Australians Should Get Rents for Ores

Australians are routinely being told that hefty mining taxes would hinder the country’s exports of coal and iron ore. However, mining giant BHP Billiton recently increased its profits by 83% to US $8.1bn. In spite of this enormous growth, the company only paid US $29m in minerals resource rent tax (MRRT). As it stands, the tax is in no way making BHP uncompetitive.

Unlike Australia, Norway has kept their resource extraction “rents”. Norway has a 78% tax on oil and gas revenues – unlike Australia, where the effective tax rate is a mere 13%. $60bn from gas sales to continental Europe is annually deposited in the Norwegian sovereign wealth fund.
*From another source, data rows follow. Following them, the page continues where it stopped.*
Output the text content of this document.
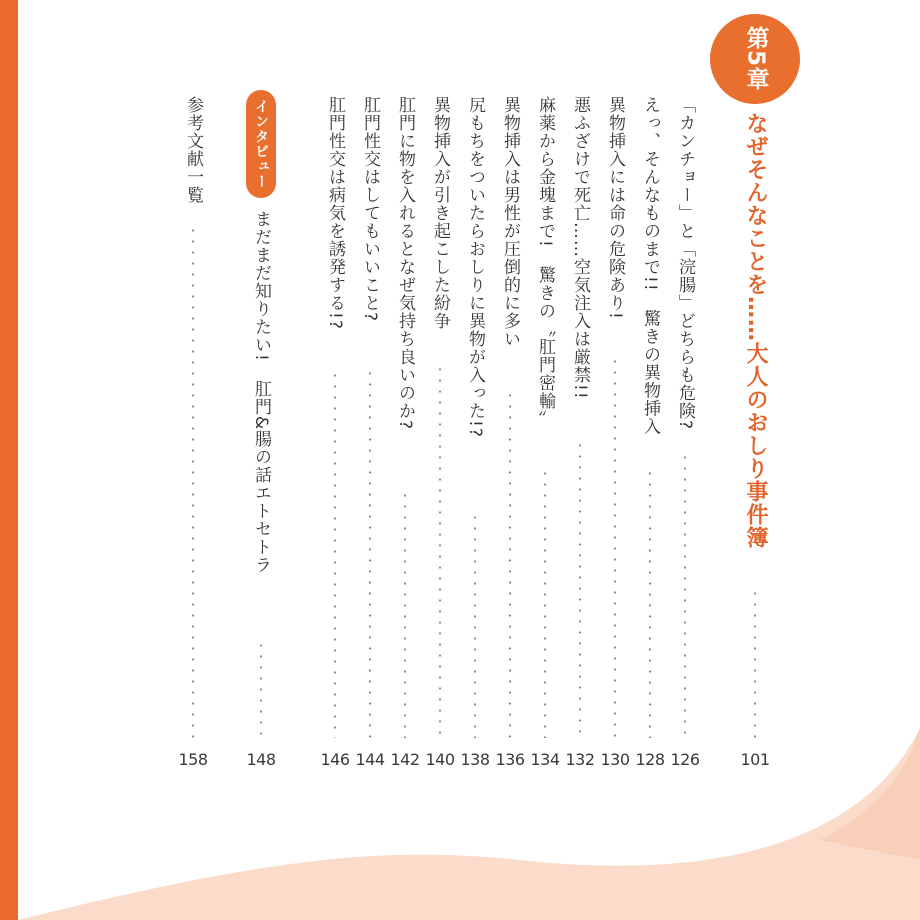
第5章
なぜそんなことを……大人のおしり事件簿
101
「カンチョー」と「浣腸」どちらも危険?
126
えっ、そんなものまで!!　驚きの異物挿入
128
異物挿入には命の危険あり!
130
悪ふざけで死亡……空気注入は厳禁!!
132
麻薬から金塊まで!　驚きの〝肛門密輸〟
134
異物挿入は男性が圧倒的に多い
136
尻もちをついたらおしりに異物が入った!?
138
異物挿入が引き起こした紛争
140
肛門に物を入れるとなぜ気持ち良いのか?
142
肛門性交はしてもいいこと?
144
肛門性交は病気を誘発する!?
146
インタビュー
まだまだ知りたい!　肛門&腸の話エトセトラ
148
参考文献一覧
158
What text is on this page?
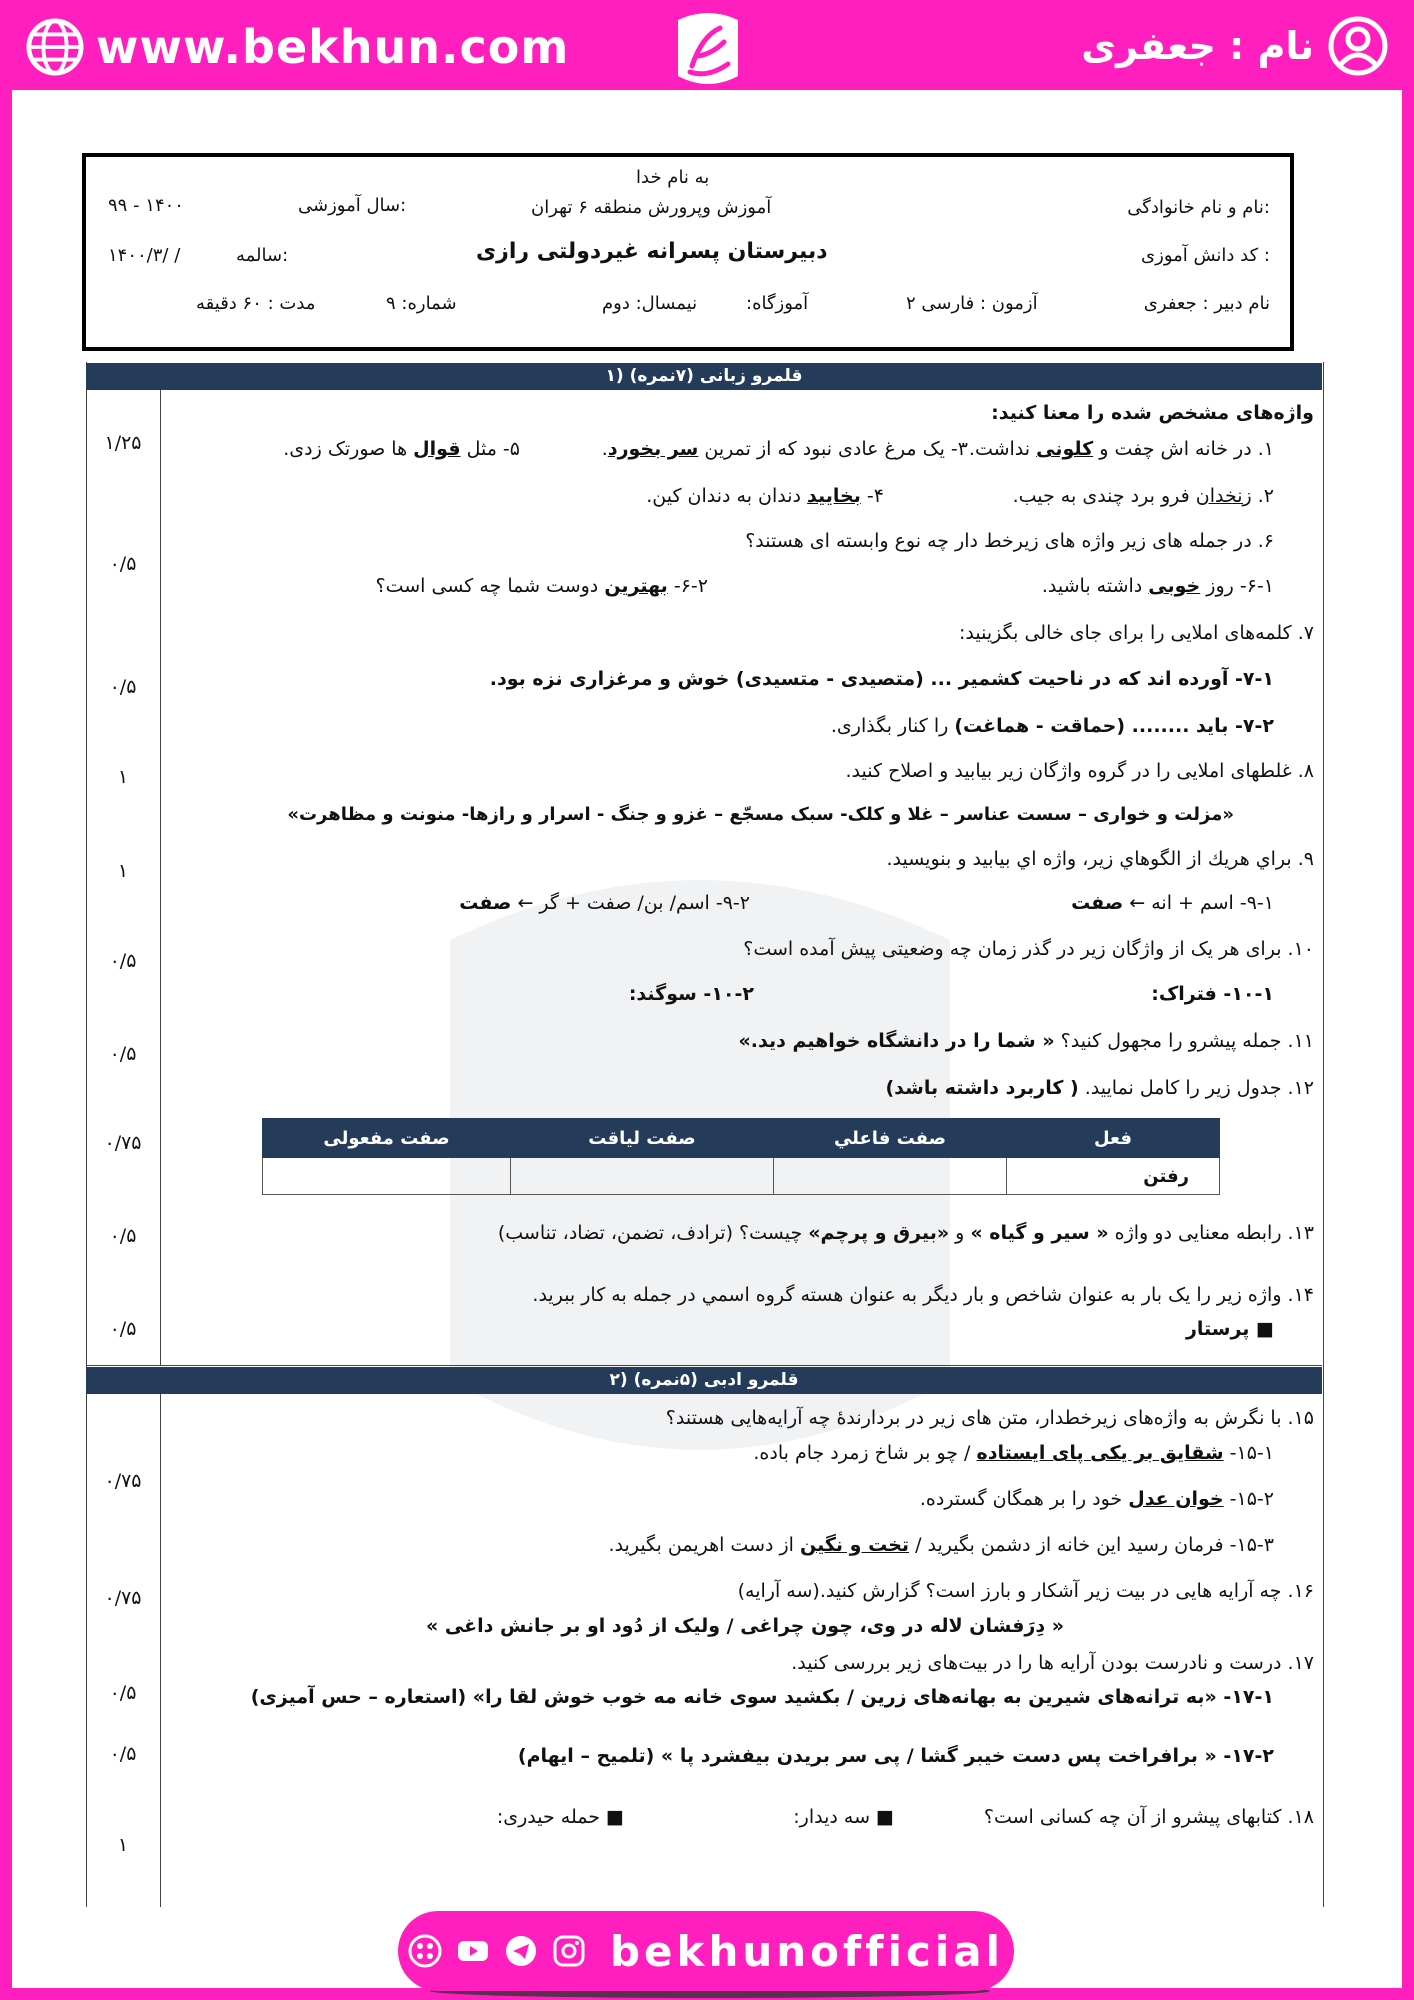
www.bekhun.com	نام : جعفری
به نام خدا
آموزش وپرورش منطقه ۶ تهران
دبیرستان پسرانه غیردولتی رازی
نام و نام خانوادگی:
کد دانش آموزی :
سال آموزشی:
۹۹ - ۱۴۰۰
سالمه:
۱۴۰۰/۳/ /
نام دبیر : جعفری
آزمون : فارسی ۲
آموزگاه:
نیمسال: دوم
شماره: ۹
مدت : ۶۰ دقیقه
۱) قلمرو زبانی (۷نمره)
۲) قلمرو ادبی (۵نمره)
۱/۲۵
۰/۵
۰/۵
۱
۱
۰/۵
۰/۵
۰/۷۵
۰/۵
۰/۵
۰/۷۵
۰/۷۵
۰/۵
۰/۵
۱
واژه‌های مشخص شده را معنا کنید:
۱. در خانه اش چفت و کلونی نداشت.
۳- یک مرغ عادی نبود که از تمرین سر بخورد.
۵- مثل قوال ها صورتک زدی.
۲. زنخدان فرو برد چندی به جیب.
۴- بخایید دندان به دندان کین.
۶. در جمله های زیر واژه های زیرخط دار چه نوع وابسته ای هستند؟
۶-۱- روز خوبی داشته باشید.
۶-۲- بهترین دوست شما چه کسی است؟
۷. کلمه‌های املایی را برای جای خالی بگزینید:
۷-۱- آورده اند که در ناحیت کشمیر ... (متصیدی - متسیدی) خوش و مرغزاری نزه بود.
۷-۲- باید ........ (حماقت - هماغت) را کنار بگذاری.
۸. غلطهای املایی را در گروه واژگان زیر بیابید و اصلاح کنید.
«مزلت و خواری – سست عناسر – غلا و کلک- سبک مسجّع – غزو و جنگ - اسرار و رازها- منونت و مظاهرت»
۹. براي هريك از الگوهاي زير، واژه اي بيابيد و بنويسيد.
۹-۱- اسم + انه ← صفت
۹-۲- اسم/ بن/ صفت + گر ← صفت
۱۰. برای هر یک از واژگان زیر در گذر زمان چه وضعیتی پیش آمده است؟
۱۰-۱- فتراک:
۱۰-۲- سوگند:
۱۱. جمله پیشرو را مجهول کنید؟ « شما را در دانشگاه خواهیم دید.»
۱۲. جدول زیر را کامل نمایید. ( کاربرد داشته باشد)
فعل	صفت فاعلي	صفت لیاقت	صفت مفعولی
رفتن			
۱۳. رابطه معنایی دو واژه « سیر و گیاه » و «بیرق و پرچم» چیست؟ (ترادف، تضمن، تضاد، تناسب)
۱۴. واژه زیر را یک بار به عنوان شاخص و بار دیگر به عنوان هسته گروه اسمي در جمله به کار ببريد.
■ پرستار
۱۵. با نگرش به واژه‌های زیرخطدار، متن های زیر در بردارندهٔ چه آرایه‌هایی هستند؟
۱۵-۱- شقایق بر یکی پای ایستاده / چو بر شاخ زمرد جام باده.
۱۵-۲- خوان عدل خود را بر همگان گسترده.
۱۵-۳- فرمان رسید این خانه از دشمن بگیرید / تخت و نگین از دست اهریمن بگیرید.
۱۶. چه آرایه هایی در بیت زیر آشکار و بارز است؟ گزارش کنید.(سه آرایه)
« دِرَفشان لاله در وی، چون چراغی / ولیک از دُود او بر جانش داغی »
۱۷. درست و نادرست بودن آرایه ها را در بیت‌های زیر بررسی کنید.
۱۷-۱- «به ترانه‌های شیرین به بهانه‌های زرین / بکشید سوی خانه مه خوب خوش لقا را» (استعاره – حس آمیزی)
۱۷-۲- « برافراخت پس دست خیبر گشا / پی سر بریدن بیفشرد پا » (تلمیح – ایهام)
۱۸. کتابهای پیشرو از آن چه کسانی است؟
■ سه دیدار:
■ حمله حیدری:
bekhunofficial
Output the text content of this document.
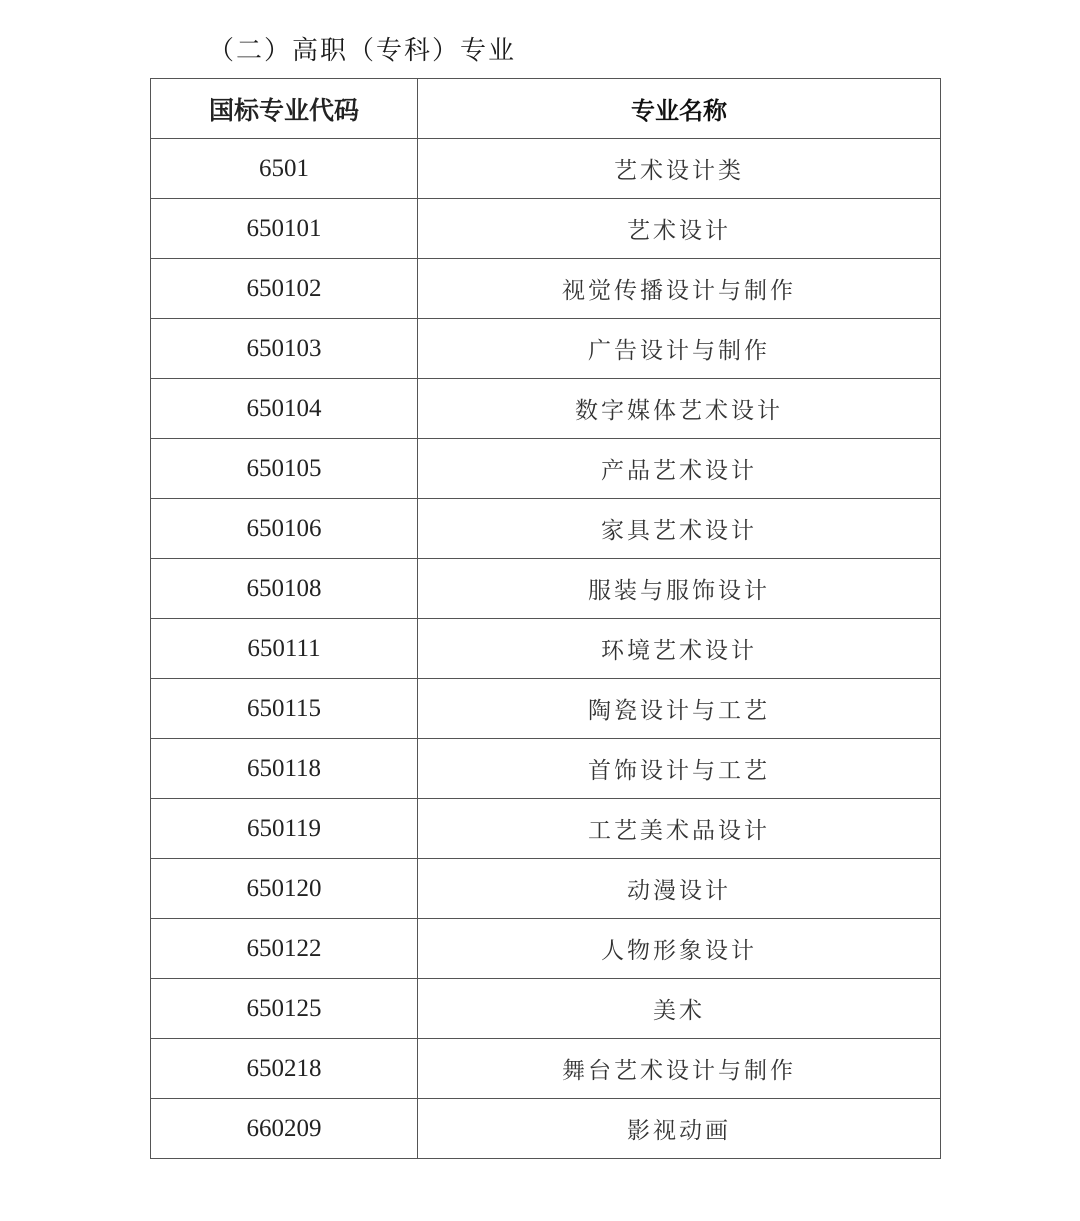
（二）高职（专科）专业
国标专业代码	专业名称
6501	艺术设计类
650101	艺术设计
650102	视觉传播设计与制作
650103	广告设计与制作
650104	数字媒体艺术设计
650105	产品艺术设计
650106	家具艺术设计
650108	服装与服饰设计
650111	环境艺术设计
650115	陶瓷设计与工艺
650118	首饰设计与工艺
650119	工艺美术品设计
650120	动漫设计
650122	人物形象设计
650125	美术
650218	舞台艺术设计与制作
660209	影视动画
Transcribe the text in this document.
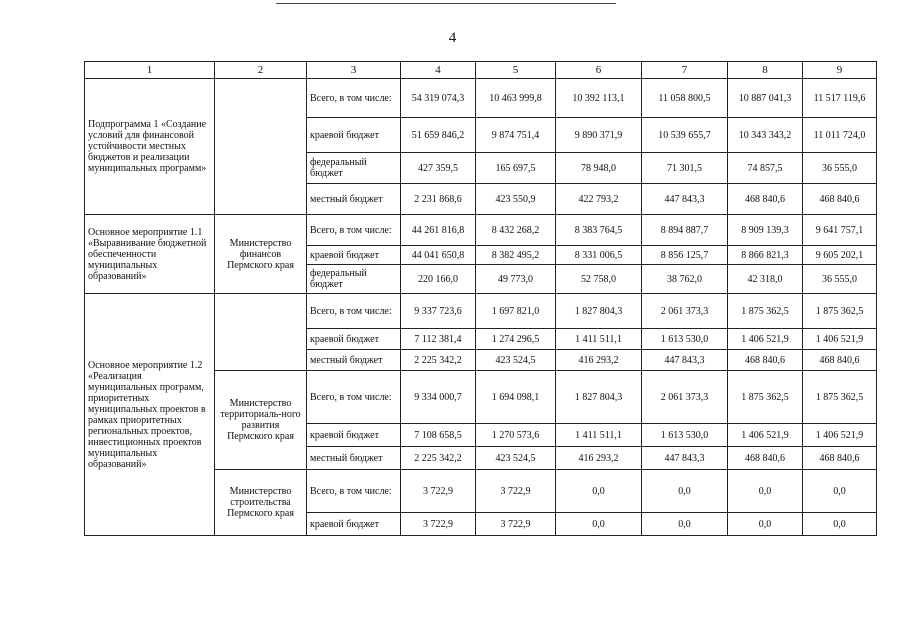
4
1	2	3	4	5	6	7	8	9
Подпрограмма 1 «Создание условий для финансовой устойчивости местных бюджетов и реализации муниципальных программ»		Всего, в том числе:	54 319 074,3	10 463 999,8	10 392 113,1	11 058 800,5	10 887 041,3	11 517 119,6
		краевой бюджет	51 659 846,2	9 874 751,4	9 890 371,9	10 539 655,7	10 343 343,2	11 011 724,0
		федеральный бюджет	427 359,5	165 697,5	78 948,0	71 301,5	74 857,5	36 555,0
		местный бюджет	2 231 868,6	423 550,9	422 793,2	447 843,3	468 840,6	468 840,6
Основное мероприятие 1.1 «Выравнивание бюджетной обеспеченности муниципальных образований»	Министерство финансов Пермского края	Всего, в том числе:	44 261 816,8	8 432 268,2	8 383 764,5	8 894 887,7	8 909 139,3	9 641 757,1
		краевой бюджет	44 041 650,8	8 382 495,2	8 331 006,5	8 856 125,7	8 866 821,3	9 605 202,1
		федеральный бюджет	220 166,0	49 773,0	52 758,0	38 762,0	42 318,0	36 555,0
Основное мероприятие 1.2 «Реализация муниципальных программ, приоритетных муниципальных проектов в рамках приоритетных региональных проектов, инвестиционных проектов муниципальных образований»		Всего, в том числе:	9 337 723,6	1 697 821,0	1 827 804,3	2 061 373,3	1 875 362,5	1 875 362,5
		краевой бюджет	7 112 381,4	1 274 296,5	1 411 511,1	1 613 530,0	1 406 521,9	1 406 521,9
		местный бюджет	2 225 342,2	423 524,5	416 293,2	447 843,3	468 840,6	468 840,6
	Министерство территориаль-ного развития Пермского края	Всего, в том числе:	9 334 000,7	1 694 098,1	1 827 804,3	2 061 373,3	1 875 362,5	1 875 362,5
		краевой бюджет	7 108 658,5	1 270 573,6	1 411 511,1	1 613 530,0	1 406 521,9	1 406 521,9
		местный бюджет	2 225 342,2	423 524,5	416 293,2	447 843,3	468 840,6	468 840,6
	Министерство строительства Пермского края	Всего, в том числе:	3 722,9	3 722,9	0,0	0,0	0,0	0,0
		краевой бюджет	3 722,9	3 722,9	0,0	0,0	0,0	0,0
The fund has 5.11 trillion Krone (AU$930bn), or twice Norway’s GDP.

Norway’s example demonstrates that, after 20 years, private companies will remain and continue to make a profit – with margins reduced.

But while Norway has been prudent with its resource bounty of $185,000 for every citizen, Australia has not.

It is not xenophobic to believe that Australians should receive the maximum benefit from their property. Australia’s mineral wealth is owned by the Crown; the Crown holds those resources in trust so they may benefit citizens. Those resources ought to be exploited by the Australian citizenry because they belong to them.

See source http://www.progress.org/views/good-press/guardian-australians-get-rents-...

Ed. Notes: It’s not just exhaustible natural resources that should enrich the populace but the more familiar surface land, too. Have owners pay in Land Dues and have everyone (owners included) receive rent dividends. Doing so is not only fair. It also makes taxes and subsidies far less excusable. And it — geonomics — has worked wherever tried.